When asked if it’s conceivable the Cougs could reach a $20 million player revenue cap, McCoy said: “I think that’s a more challenging proposition for most schools than they’re probably willing to admit right now, requiring a complete philosophical shift. … Once we have more details, more information, we’ll need to sit down as an athletics team and a university and decide, ‘Where do we want to be in that space? Is this the No. 1 priority, or the No. 6 priority because five other things are more important?’

“In a way it’s no different than many other expenses as they’ve come online. It’s determining where we want to be in that space and what makes the most sense for us.”

Of course, this seismic shift in college athletics’ economic model could invite unintended consequences. Specifically, it’s unclear whether said revenue would be split evenly between male and female athletes to comply with Title IX regulations, or if that money would be distributed proportionally based on how much revenue a sport brings in (with football and men’s basketball athletes earning more).

Moreover, athletic departments spending millions to pay players may suddenly lack resources to fund Olympic sports, or may shrink rosters to make the numbers work.
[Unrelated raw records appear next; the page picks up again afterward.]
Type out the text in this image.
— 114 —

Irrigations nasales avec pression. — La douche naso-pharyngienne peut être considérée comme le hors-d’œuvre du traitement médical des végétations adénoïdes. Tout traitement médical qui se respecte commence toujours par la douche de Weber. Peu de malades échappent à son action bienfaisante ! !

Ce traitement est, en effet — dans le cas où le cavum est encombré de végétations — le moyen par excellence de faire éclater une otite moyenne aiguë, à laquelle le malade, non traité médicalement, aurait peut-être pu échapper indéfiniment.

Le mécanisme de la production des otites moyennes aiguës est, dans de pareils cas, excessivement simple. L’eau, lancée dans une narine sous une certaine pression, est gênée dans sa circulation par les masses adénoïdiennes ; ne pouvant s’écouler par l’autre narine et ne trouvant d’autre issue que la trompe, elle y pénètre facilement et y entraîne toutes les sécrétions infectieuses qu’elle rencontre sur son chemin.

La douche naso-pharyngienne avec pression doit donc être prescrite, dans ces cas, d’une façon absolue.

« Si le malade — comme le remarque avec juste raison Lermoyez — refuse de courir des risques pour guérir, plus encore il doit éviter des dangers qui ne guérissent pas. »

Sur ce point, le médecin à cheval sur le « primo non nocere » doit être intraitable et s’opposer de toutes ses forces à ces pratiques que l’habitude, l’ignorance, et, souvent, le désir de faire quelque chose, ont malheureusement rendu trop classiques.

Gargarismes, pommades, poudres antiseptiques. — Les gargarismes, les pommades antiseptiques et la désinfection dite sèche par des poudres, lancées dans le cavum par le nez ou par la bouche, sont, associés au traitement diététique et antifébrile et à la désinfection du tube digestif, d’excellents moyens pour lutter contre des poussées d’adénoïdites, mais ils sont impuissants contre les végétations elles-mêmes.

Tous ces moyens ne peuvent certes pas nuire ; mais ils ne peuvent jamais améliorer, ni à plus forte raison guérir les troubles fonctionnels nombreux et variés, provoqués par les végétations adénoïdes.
“I’m worried for the potential unintended impact,” McCoy said. “People are not necessarily able to predict, ‘If this happens, then that will happen.’ The thing I worry about are the things that weren’t considered as decisions were made, because I think there will be unintended consequences.”
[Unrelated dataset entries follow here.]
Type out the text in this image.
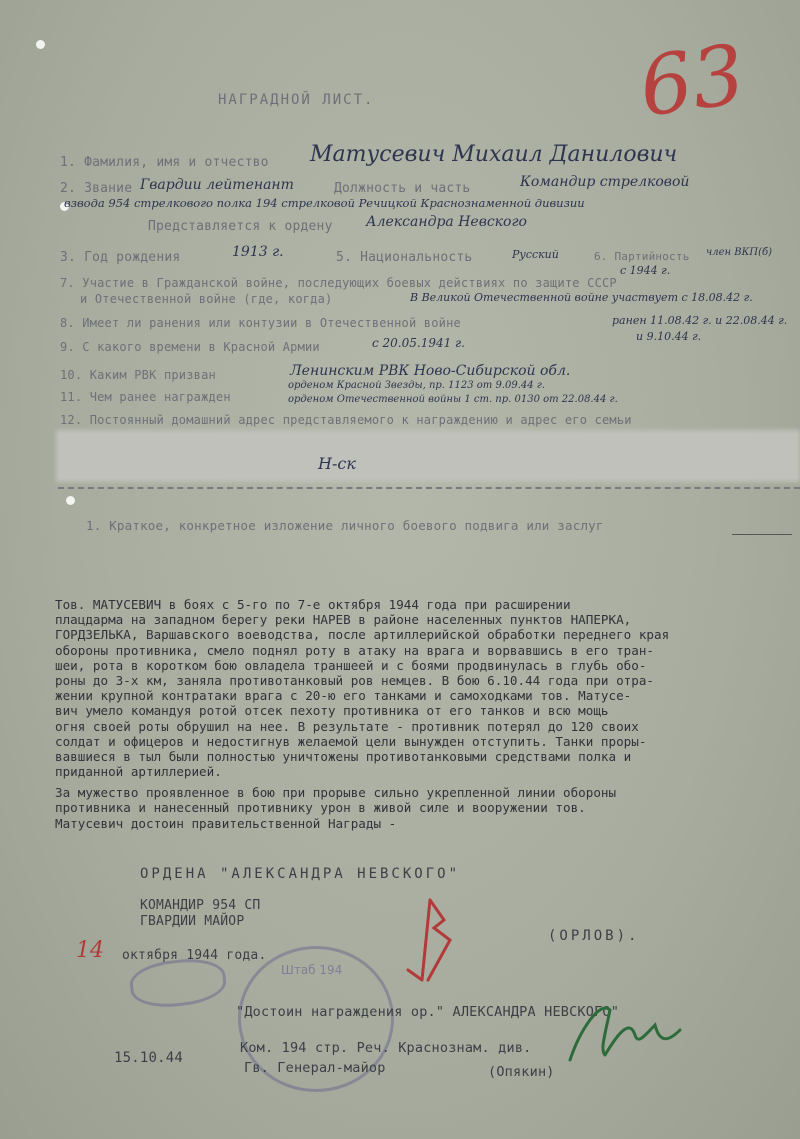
НАГРАДНОЙ ЛИСТ.	63
1. Фамилия, имя и отчество Матусевич Михаил Данилович
2. Звание Гвардии лейтенант	Должность и часть	Командир стрелковой
взвода 954 стрелкового полка 194 стрелковой Речицкой Краснознаменной дивизии
Представляется к ордену Александра Невского
3. Год рождения	1913 г.	5. Национальность	Русский	6. Партийность член ВКП(б)
с 1944 г.
7. Участие в Гражданской войне, последующих боевых действиях по защите СССР
и Отечественной войне (где, когда)	В Великой Отечественной войне участвует с 18.08.42 г.
8. Имеет ли ранения или контузии в Отечественной войне	ранен 11.08.42 г. и 22.08.44 г.
и 9.10.44 г.
9. С какого времени в Красной Армии	с 20.05.1941 г.
10. Каким РВК призван	Ленинским РВК Ново-Сибирской обл.
11. Чем ранее награжден
орденом Красной Звезды, пр. 1123 от 9.09.44 г.
орденом Отечественной войны 1 ст. пр. 0130 от 22.08.44 г.
12. Постоянный домашний адрес представляемого к награждению и адрес его семьи
Н-ск
1. Краткое, конкретное изложение личного боевого подвига или заслуг
Тов. МАТУСЕВИЧ в боях с 5-го по 7-е октября 1944 года при расширении
плацдарма на западном берегу реки НАРЕВ в районе населенных пунктов НАПЕРКА,
ГОРДЗЕЛЬКА, Варшавского воеводства, после артиллерийской обработки переднего края
обороны противника, смело поднял роту в атаку на врага и ворвавшись в его тран-
шеи, рота в коротком бою овладела траншеей и с боями продвинулась в глубь обо-
роны до 3-х км, заняла противотанковый ров немцев. В бою 6.10.44 года при отра-
жении крупной контратаки врага с 20-ю его танками и самоходками тов. Матусе-
вич умело командуя ротой отсек пехоту противника от его танков и всю мощь
огня своей роты обрушил на нее. В результате - противник потерял до 120 своих
солдат и офицеров и недостигнув желаемой цели вынужден отступить. Танки проры-
вавшиеся в тыл были полностью уничтожены противотанковыми средствами полка и
приданной артиллерией.
За мужество проявленное в бою при прорыве сильно укрепленной линии обороны
противника и нанесенный противнику урон в живой силе и вооружении тов.
Матусевич достоин правительственной Награды -
ОРДЕНА "АЛЕКСАНДРА НЕВСКОГО"
КОМАНДИР 954 СП
ГВАРДИИ МАЙОР
(ОРЛОВ).
14 октября 1944 года.
Штаб 194
"Достоин награждения ор." АЛЕКСАНДРА НЕВСКОГО"
15.10.44
Ком. 194 стр. Реч. Краснознам. див.
Гв. Генерал-майор	(Опякин)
When it comes to unintended consequences, the Cougs may be king. While their former Pac-12 partners boarded lifeboats, the Cougs paid the price. In the aftermath, McCoy called that result “sad in a lot of cases. But not being able at this point to change any of that, we have to look at it as tremendous opportunity.”

The Cougs, truly, are a crimson microcosm of a clumsily evolving industry. The tunnel has never looked longer, the light more faint.

But McCoy still sells the future.

“It’s a chance to be part of a future of re-imagining what college athletics should be, and continuing to compete on the west coast, quite frankly,” the longtime WSU administrator said, when asked for her recruiting pitch to prospective Cougs. “If you’re from the west, to have family and friends still be able to see you compete on a regular basis, whether it’s conference or nonconference, home or away, I think that’s really important.

“It’s a chance to be part of a great community that remains a great community. Washington State, to all those that love it, is a special place not because they were in the Pac-12 Conference, but because they’re Washington State University.”